With additional lines in a line set, any memory reference has has to check each copy of the line for a hit. This takes a little longer but the chances of a hit have gone up by n.

Selecting a particular line from a set

However an additional problem occurs with an n-way cache. If a miss happens, which of the cached lines is to be discarded?

There are three ways of handling this choice.

2. LFU - Least Frequently Used. Discard the line that as been referenced the fewest times since being loaded. This based on the idea that this line probably won't be used again for a while and there is a good chance that the line being loaded will be referenced often. Requires counter hardware.

3. LRU - Least Recently Used. Discard the line that has not been accessed in the longest time. This based again on the idea of progression and that the system is probably done with that portion of code or data. This also requires additional circuitry to do bookkeeping.

Each of the above systems have advantages and disadvantages.

When to write changed cache

Another issue is when to write back a modified cache line. This was partially handled by splitting the cache between data and code. However, data tends to constantly. So, there are two options. Write back the data as soon as it changes or write back the data only when a miss occurs and the contents of cache line need to change.

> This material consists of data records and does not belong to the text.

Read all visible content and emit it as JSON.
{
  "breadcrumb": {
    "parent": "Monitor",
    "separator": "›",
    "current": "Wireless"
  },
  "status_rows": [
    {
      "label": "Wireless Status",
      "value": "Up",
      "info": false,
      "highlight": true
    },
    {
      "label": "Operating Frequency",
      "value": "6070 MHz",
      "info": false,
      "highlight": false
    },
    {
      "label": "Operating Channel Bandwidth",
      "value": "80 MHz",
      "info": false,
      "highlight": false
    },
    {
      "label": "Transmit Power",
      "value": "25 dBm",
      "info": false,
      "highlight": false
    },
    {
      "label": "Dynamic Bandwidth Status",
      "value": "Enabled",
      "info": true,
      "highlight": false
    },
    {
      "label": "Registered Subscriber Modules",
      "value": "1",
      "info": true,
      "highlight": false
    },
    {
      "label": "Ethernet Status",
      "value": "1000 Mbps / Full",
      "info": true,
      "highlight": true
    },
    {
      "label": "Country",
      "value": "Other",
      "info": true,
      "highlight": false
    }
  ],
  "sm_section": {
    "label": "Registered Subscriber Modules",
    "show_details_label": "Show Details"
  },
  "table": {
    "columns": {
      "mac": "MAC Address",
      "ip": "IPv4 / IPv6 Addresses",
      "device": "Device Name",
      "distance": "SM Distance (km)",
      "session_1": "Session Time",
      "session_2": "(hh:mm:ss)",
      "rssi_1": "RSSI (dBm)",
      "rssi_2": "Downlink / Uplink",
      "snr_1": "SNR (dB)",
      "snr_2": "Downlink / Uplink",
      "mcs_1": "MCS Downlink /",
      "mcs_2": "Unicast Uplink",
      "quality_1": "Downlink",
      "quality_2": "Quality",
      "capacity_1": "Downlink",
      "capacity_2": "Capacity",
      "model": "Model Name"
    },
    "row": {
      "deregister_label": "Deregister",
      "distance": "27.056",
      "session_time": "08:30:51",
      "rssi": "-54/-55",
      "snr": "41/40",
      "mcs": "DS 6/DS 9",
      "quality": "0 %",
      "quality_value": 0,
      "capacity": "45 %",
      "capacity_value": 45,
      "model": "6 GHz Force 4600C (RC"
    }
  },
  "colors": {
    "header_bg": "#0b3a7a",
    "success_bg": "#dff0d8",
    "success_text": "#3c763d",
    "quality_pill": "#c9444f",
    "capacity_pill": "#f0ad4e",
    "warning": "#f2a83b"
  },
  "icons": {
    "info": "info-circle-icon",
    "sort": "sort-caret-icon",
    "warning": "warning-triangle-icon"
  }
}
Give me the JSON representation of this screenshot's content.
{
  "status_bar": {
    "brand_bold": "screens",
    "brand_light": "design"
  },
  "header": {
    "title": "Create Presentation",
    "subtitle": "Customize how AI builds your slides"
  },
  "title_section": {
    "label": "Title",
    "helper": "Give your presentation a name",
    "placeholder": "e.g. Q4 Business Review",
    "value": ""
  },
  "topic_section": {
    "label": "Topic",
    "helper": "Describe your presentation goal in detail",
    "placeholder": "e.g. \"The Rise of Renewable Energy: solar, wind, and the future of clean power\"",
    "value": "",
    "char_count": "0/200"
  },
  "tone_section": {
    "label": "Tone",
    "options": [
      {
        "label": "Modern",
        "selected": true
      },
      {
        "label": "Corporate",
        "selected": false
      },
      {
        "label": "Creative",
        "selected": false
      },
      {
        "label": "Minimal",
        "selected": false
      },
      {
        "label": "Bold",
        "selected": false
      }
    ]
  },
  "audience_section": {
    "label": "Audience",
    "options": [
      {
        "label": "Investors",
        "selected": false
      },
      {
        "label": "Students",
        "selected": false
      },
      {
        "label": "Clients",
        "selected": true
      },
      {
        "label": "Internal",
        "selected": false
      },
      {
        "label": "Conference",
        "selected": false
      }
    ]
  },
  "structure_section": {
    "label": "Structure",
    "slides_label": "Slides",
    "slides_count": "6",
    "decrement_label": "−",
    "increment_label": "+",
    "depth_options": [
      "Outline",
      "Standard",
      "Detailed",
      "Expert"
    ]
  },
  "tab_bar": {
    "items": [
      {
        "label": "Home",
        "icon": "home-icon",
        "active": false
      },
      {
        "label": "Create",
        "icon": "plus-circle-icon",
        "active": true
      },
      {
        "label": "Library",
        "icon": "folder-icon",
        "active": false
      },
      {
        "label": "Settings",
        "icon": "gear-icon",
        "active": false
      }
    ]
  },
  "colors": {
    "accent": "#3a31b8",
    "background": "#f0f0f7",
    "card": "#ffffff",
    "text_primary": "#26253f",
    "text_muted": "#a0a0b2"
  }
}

The first solution, write back immediately, is easier to implement and safer, especially in systems that have some sort of parallel processing or data handling. As soon as data is changed in the cache, it is written out to main memory. However, the write back to memory takes time and partially defeats the purpose of caching.

The second solution, write delay, optimizes the speed usage of the cache. A cache line is only written out when a miss occurs. However, this is harder to design, especially if parallel data handling is implemented in the system's architecture.